Regulated Services & Facilities
Washington's CON program covers a wide range of healthcare services and facilities, effectively controlling market entry and expansion.
- Hospitals & Nursing Homes
- Ambulatory Surgical Centers
- Kidney Dialysis Centers
- Home Health & Hospice Agencies
- Open Heart Surgery & Cardiac Catheterization
- Organ Transplantation
- Specialty Burn Services
- Inpatient Pediatric & Rehab Services
- Obstetric & Neonatal Intensive Care Services
The Application Gauntlet
The process is lengthy and expensive, giving incumbent providers ample opportunity to block new competitors.
| Reviewing Agency | WA Dept. of Health, CON Program |
| Application Fee | $20k - $46k+ |
| Statutory Review Time | 90-135 days |
| Competitor Intervention | Yes, as "Interested Persons" |
Market Concentration
Who benefits from the lack of competition?
Providence/Swedish
29%
Statewide Inpatient Market Share
MultiCare Health System
21%
Statewide Inpatient Market Share
Virginia Mason Franciscan
15%
Statewide Inpatient Market Share
Five systems control 40% of Washington's hospitals, with local monopolies even more pronounced.
The Human Cost
Denied care and stifled innovation.
Case Study: Denied
Apex Spine Institute, PLLC (2024)
A proposal for a new three-room ambulatory surgical facility in Richland was denied by the Department of Health. The state determined the project was not consistent with its criteria for need, financial feasibility, and cost containment—classic CON gatekeeping that protects existing hospitals from a new, specialized competitor.
Reform Status
Is change on the horizon?
No Meaningful Reform
Washington has not repealed its CON law. Instead, the state continues to actively amend and update rules and fees, signaling a commitment to maintaining the regulatory barrier. The program remains one of the most comprehensive and restrictive in the United States.
The Rojas Report Take
Washington’s Certificate of Need program is not a benign regulatory oversight; it is a state-sanctioned cartel enforcement mechanism. With a perfect score of 100 on our restrictiveness index, the state stands as a monument to anti-competitive policy. The law effectively grants a handful of large hospital systems—led by Providence, which commands nearly 30% of the inpatient market—a veto over any potential competitor.

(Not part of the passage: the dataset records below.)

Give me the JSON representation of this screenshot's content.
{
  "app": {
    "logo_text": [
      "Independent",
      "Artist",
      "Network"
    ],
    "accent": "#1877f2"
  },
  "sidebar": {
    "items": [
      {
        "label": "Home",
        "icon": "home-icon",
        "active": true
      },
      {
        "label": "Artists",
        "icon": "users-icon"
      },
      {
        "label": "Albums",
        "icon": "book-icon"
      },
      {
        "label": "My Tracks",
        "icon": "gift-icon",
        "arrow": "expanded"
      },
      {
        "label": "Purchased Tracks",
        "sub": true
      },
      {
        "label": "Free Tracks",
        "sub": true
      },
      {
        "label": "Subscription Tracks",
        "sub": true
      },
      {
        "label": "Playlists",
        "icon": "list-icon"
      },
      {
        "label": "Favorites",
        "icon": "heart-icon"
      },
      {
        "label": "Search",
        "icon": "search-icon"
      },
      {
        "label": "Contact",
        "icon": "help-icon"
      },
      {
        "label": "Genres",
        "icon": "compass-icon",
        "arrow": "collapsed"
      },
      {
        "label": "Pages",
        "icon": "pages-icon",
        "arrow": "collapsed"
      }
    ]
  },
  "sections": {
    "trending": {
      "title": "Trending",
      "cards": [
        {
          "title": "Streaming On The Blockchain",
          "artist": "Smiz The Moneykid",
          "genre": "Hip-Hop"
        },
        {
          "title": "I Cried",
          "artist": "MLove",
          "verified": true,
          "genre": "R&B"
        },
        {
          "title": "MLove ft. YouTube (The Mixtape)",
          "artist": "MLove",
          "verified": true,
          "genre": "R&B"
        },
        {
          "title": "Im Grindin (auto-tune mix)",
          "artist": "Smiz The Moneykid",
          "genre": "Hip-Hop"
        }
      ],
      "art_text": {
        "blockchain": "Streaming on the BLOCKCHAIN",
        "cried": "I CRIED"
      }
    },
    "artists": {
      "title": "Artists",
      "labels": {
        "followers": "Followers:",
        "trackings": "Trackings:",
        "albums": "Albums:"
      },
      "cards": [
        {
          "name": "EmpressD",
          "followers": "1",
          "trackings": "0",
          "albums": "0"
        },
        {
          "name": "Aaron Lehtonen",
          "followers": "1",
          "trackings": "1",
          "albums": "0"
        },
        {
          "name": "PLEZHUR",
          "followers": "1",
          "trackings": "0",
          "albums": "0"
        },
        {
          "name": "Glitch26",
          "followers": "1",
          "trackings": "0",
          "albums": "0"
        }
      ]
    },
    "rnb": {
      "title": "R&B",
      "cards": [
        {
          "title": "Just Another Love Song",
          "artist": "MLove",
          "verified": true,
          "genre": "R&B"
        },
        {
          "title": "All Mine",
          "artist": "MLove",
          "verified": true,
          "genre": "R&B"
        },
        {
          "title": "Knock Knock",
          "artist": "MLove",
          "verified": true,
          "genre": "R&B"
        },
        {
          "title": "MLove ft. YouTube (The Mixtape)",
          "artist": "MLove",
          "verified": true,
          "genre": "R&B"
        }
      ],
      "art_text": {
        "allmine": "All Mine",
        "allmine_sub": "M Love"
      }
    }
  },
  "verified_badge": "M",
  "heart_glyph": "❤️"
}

The denial of the Apex Spine Institute’s surgical facility in 2024 is a textbook case of this protectionism in action. The state’s justifications—citing a lack of 'need' and 'cost containment'—are the standard, hollow excuses used to preserve the profits of incumbent players at the expense of patient choice and innovation. This isn't about public health; it's about protecting the bottom line of established giants.
With no serious reform efforts on the table, Washington’s healthcare market will remain a high-cost, low-competition landscape. The state isn't just failing to fix the problem; it's actively reinforcing the walls of its healthcare fortress.